Now, though, the two groups are starting to look more and more alike. Particularly among those on the bottom rungs of the socioeconomic ladder, class rather than race has become an equal - if not more important - predictor of physical and emotional health.
According to Case and Deaton, back in 1995, black Americans with a high school education or less were dying at more than twice the rate of similar white Americans. Since then, black mortality has been declining, while white mortality has been climbing. In recent years, the two groups have more or less met in the middle.
Case and Deaton have blamed some of the increases in white mortality on "deaths of despair" resulting from suicide, alcoholism and drug overdoses. Public opinion surveys support the theory that white ennui somehow factors into these mortality trends. Economists Betsey Stevenson and Justin Wolfers have found that over the years, white Americans - particularly those on the bottom of the economic ladder - have been getting relatively less happy.
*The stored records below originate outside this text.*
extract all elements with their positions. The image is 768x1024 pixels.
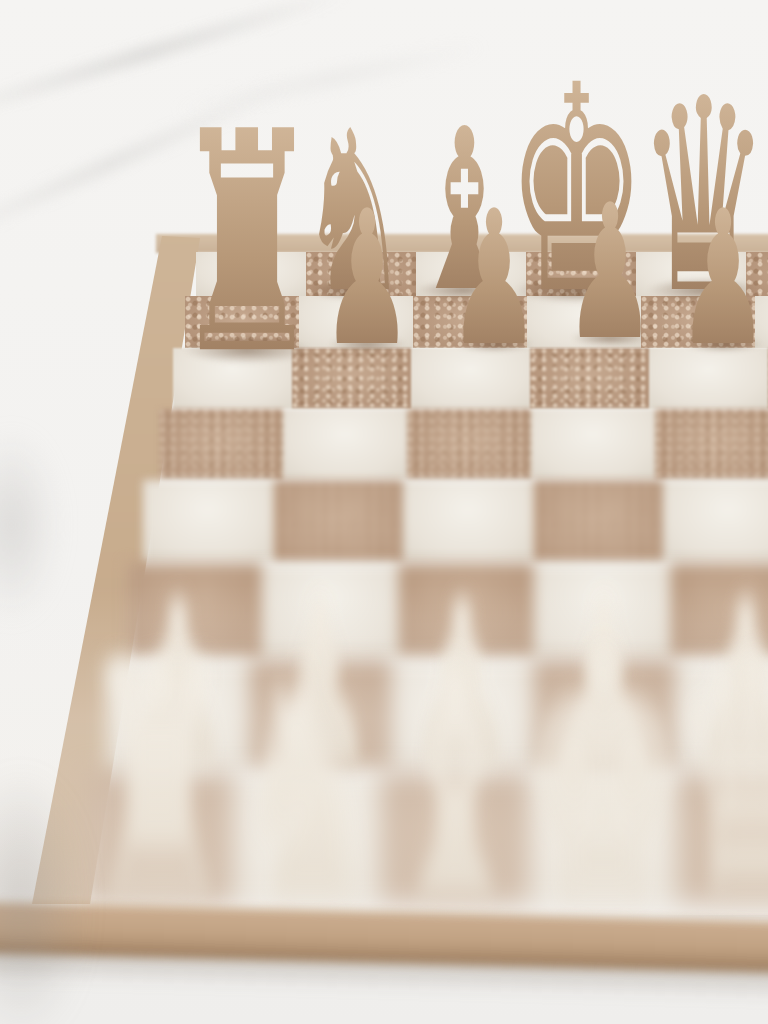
marble-vein xyxy=(0,77,295,251)
square-f2 xyxy=(413,296,527,348)
square-f3 xyxy=(411,348,530,409)
board-rank-5 xyxy=(143,480,768,563)
square-e7 xyxy=(533,660,675,773)
square-e6 xyxy=(534,563,670,660)
square-c2 xyxy=(755,296,768,348)
square-f6 xyxy=(398,563,534,660)
square-d4 xyxy=(655,409,768,480)
board-rank-2 xyxy=(185,296,768,348)
square-d8 xyxy=(677,773,768,904)
square-g8 xyxy=(233,773,381,904)
photo-scene: ♞♝♚♛♝♞♜♜♟♟♟♟♟♟♟♟♟♟♟♟♟♜♞♝♚♛♝ xyxy=(0,0,768,1024)
board-rank-7 xyxy=(107,660,768,773)
square-d7 xyxy=(675,660,768,773)
square-e5 xyxy=(533,480,663,563)
board-far-border xyxy=(156,234,768,253)
square-h1 xyxy=(196,252,306,296)
square-e3 xyxy=(530,348,649,409)
square-d2 xyxy=(641,296,755,348)
board-rank-4 xyxy=(159,409,768,480)
square-h4 xyxy=(159,409,283,480)
square-d1 xyxy=(636,252,746,296)
square-e1 xyxy=(526,252,636,296)
square-g1 xyxy=(306,252,416,296)
square-h8 xyxy=(85,773,233,904)
square-h3 xyxy=(173,348,292,409)
square-h2 xyxy=(185,296,299,348)
square-g2 xyxy=(299,296,413,348)
square-d3 xyxy=(649,348,768,409)
marble-vein xyxy=(0,0,353,125)
square-g7 xyxy=(249,660,391,773)
square-e8 xyxy=(529,773,677,904)
marble-vein xyxy=(172,41,487,117)
square-e2 xyxy=(527,296,641,348)
square-h6 xyxy=(126,563,262,660)
board-rank-8 xyxy=(85,773,768,904)
square-h5 xyxy=(143,480,273,563)
board-rank-6 xyxy=(126,563,768,660)
marble-vein xyxy=(0,430,59,620)
square-d5 xyxy=(663,480,768,563)
square-h7 xyxy=(107,660,249,773)
square-f5 xyxy=(403,480,533,563)
square-c1 xyxy=(746,252,768,296)
square-f7 xyxy=(391,660,533,773)
square-e4 xyxy=(531,409,655,480)
square-d6 xyxy=(670,563,768,660)
square-f4 xyxy=(407,409,531,480)
square-g6 xyxy=(262,563,398,660)
square-g4 xyxy=(283,409,407,480)
square-f8 xyxy=(381,773,529,904)
square-g5 xyxy=(273,480,403,563)
square-g3 xyxy=(292,348,411,409)
square-f1 xyxy=(416,252,526,296)
board-rank-1 xyxy=(196,252,768,296)
board-rank-3 xyxy=(173,348,768,409)
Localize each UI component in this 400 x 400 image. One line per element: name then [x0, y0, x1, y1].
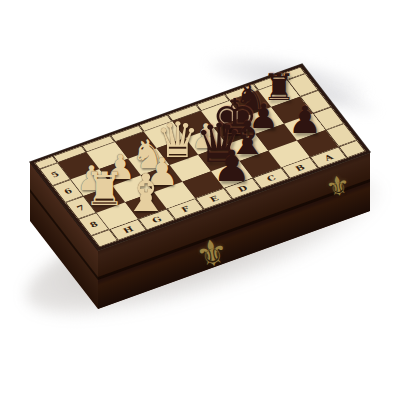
brass-clasp-icon: ⚜: [193, 233, 231, 274]
chess-set-product-photo: 5678HGFEDCBA ⚜ ⚜ ♟♜♝♟♞♟♛♟♛♟♚♝♟♞♜♟: [0, 0, 400, 400]
brass-clasp-icon: ⚜: [324, 171, 353, 202]
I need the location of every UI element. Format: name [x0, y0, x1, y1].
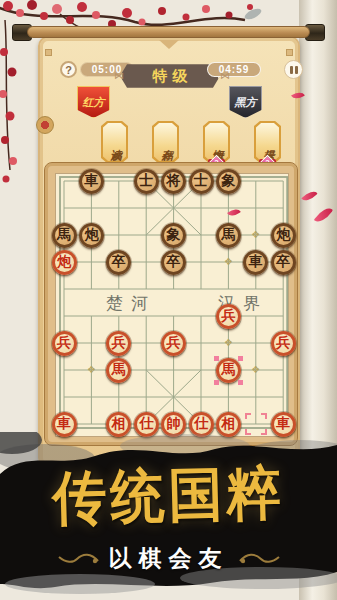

But then again, black Americans have always been less happy than white Americans. And it's not just a matter of white Americans being paid more on average. As data from Stevenson and Wolfers show, even when you compare people making similar amounts of money, white Americans have been happier than black Americans since at least the 1970s.
The racial happiness gap, much like the racial mortality gap, has been closing in recent decades, particularly among lower-income Americans. Stevenson and Wolfers' original analysis ended in 2008, but using their code and the latest public opinion data from the General Social Survey, I updated their work through 2016.
Another death in the family in Chicago — Photo: Will Letcher
It now seems that since 2010, lower income white and black Americans have become more or less indistinguishable in terms of how happy they are. Among families earning less than $16,000 a year, Americans of both races seem equally unhappy. But this is only a recent development, and it doesn't erase the fact that for decades, lower income African Americans were significantly less happy than their white counterparts.
The problems of black America aren't due to any unique pathology of black culture
In their latest paper, Case and Deaton highlight a host of "social dysfunctions' that are on the rise in white communities, including "the decline of marriage, social isolation, and detachment from the labor force." They believe that all of these problems may share an underlying cause: The economic forces which made life much harder for those without a college degree in recent decades.
It's an insight that applies to all Americans. The argument would have been well heeded during Johnson's War on Poverty, when the breakup of black families was blamed on broken values instead of a broken economic system for black Americans. But now that white and black Americans are starting to look more and more similar, both in terms of their chances of dying early and their happiness levels, the mainstream also seems to be converging on the idea that social problems can be triggered by a lack of economic opportunity.
This may be the enduring impact of Case and Deaton's work. As economist and columnist Noah Smith writes, "I'd think results like Case & Deaton's would help convince white Americans that the problems of black America aren't due to any unique pathology of black culture, and that white and black Americans are in the same boat together."